Tuesday, February 9, 2016

Good on Paper

Good on Paper, by Rachel Cantor is about love, trust and and second chances.  Though I am not a Dante scholar for the most part I did enjoy the story and the relationships explored in this novel.

Shira Greene had a complicated childhood and her attempts to keep her adult life on a straight course are not working out so well.  She is a single mom raising her daughter, Andi, along with her gay friend Ahmad.  Ahmad was there to rescue her when she left her husband with baby Andi and needed a place to live.  She is working for a temporary employment agency though she has a PhD and wanted a career as a translator.  Ahmad, a college professor shares his benefits, both health care and his large apartment with them while his wife and four children have abandoned him moving to Pakistan.  Shira's life seems to take a turn for success when a Nobel Prize winning Italian poet calls insisting she is the only one who can translate his new book.

Throughout the book are interesting passages about translating the written work of novels and poems to other languages.  Author, Cantor examines information about how nuances are lost in trying to explain some words or phrases in another language.  Shira sat in the local coffee shop working on
the translation of Romei's pages, sent by fax for translation, "Weighing poetic elements, deciding which to highlight, which to sacrifice - because not everything can survive translation. ...What's a translator to do? Preserve the length of the original line by padding the translation?
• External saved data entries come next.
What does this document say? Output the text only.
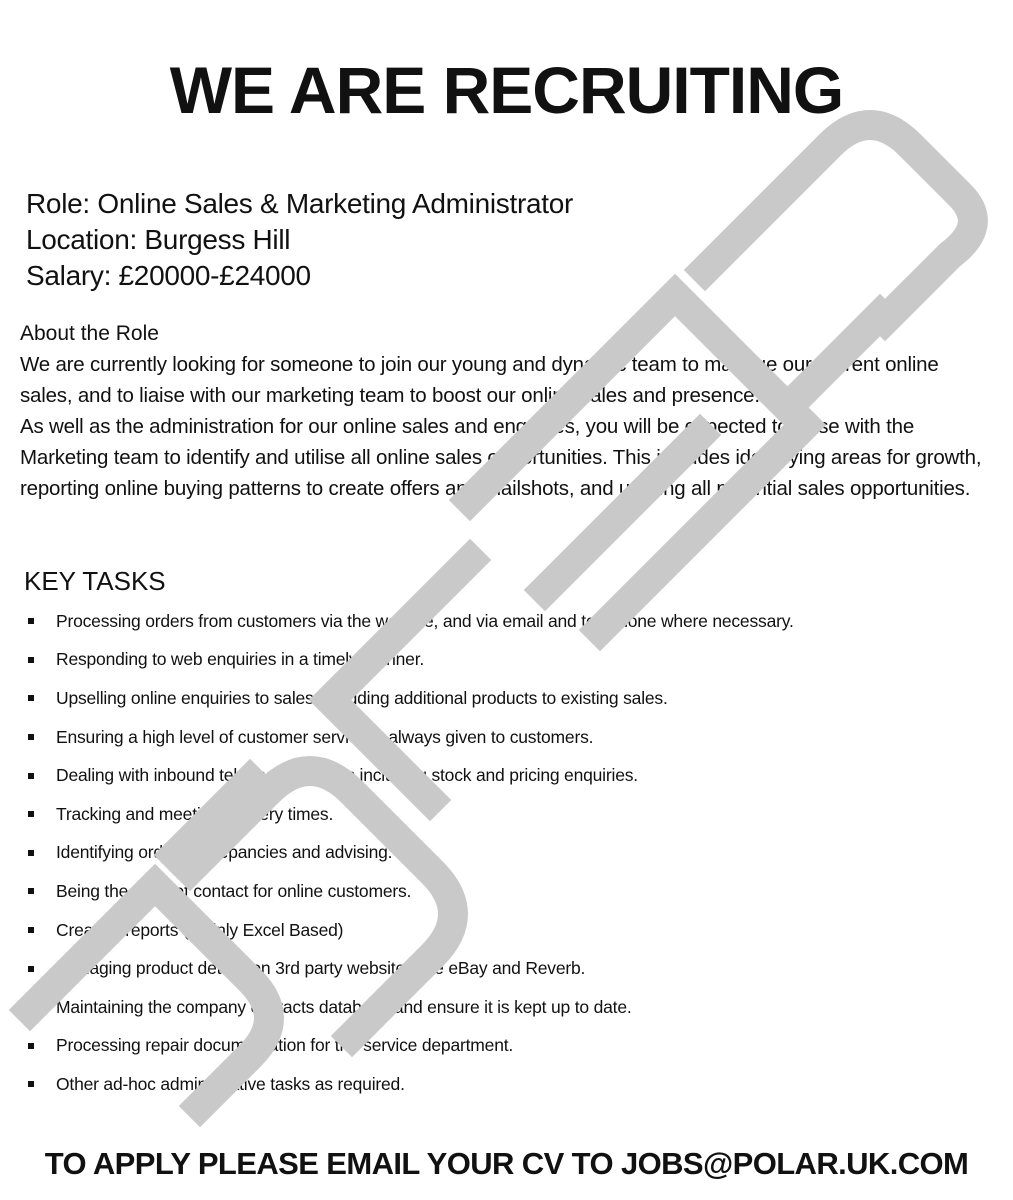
WE ARE RECRUITING
Role: Online Sales & Marketing Administrator
Location: Burgess Hill
Salary: £20000-£24000
About the Role

We are currently looking for someone to join our young and dynamic team to manage our current online sales, and to liaise with our marketing team to boost our online sales and presence.

As well as the administration for our online sales and enquiries, you will be expected to liaise with the Marketing team to identify and utilise all online sales opportunities. This includes identifying areas for growth, reporting online buying patterns to create offers and mailshots, and utilising all potential sales opportunities.

KEY TASKS
Processing orders from customers via the website, and via email and telephone where necessary.
Responding to web enquiries in a timely manner.
Upselling online enquiries to sales or adding additional products to existing sales.
Ensuring a high level of customer service is always given to customers.
Dealing with inbound telephone queries including stock and pricing enquiries.
Tracking and meeting delivery times.
Identifying order discrepancies and advising.
Being the point of contact for online customers.
Creating reports (Mainly Excel Based)
Managing product details on 3rd party websites like eBay and Reverb.
Maintaining the company contacts database and ensure it is kept up to date.
Processing repair documentation for the service department.
Other ad-hoc administrative tasks as required.
TO APPLY PLEASE EMAIL YOUR CV TO JOBS@POLAR.UK.COM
Sacrifice meter for concision, semantic accuracy, the original line breaks?...Hence the age-old notion that she who translates is both translator and traitor; traduttore e traditore."

This is a story that uses the classic Vita Nueova and its main characters Dante and his lover Beatrice to set the scene for Shira and her romantic involvements and to also give her a background for her translation work for Romei and his characters.  As the story progresses the story goes from abstract to personal, as the characters on the page start to become more real to Shira.  The fragile life she has created, to protect her from her feelings about her past, begins to unravel and it is up to Shira to correctly interpret the pages she is translating to save herself, her daughter and the wonderful life she has established.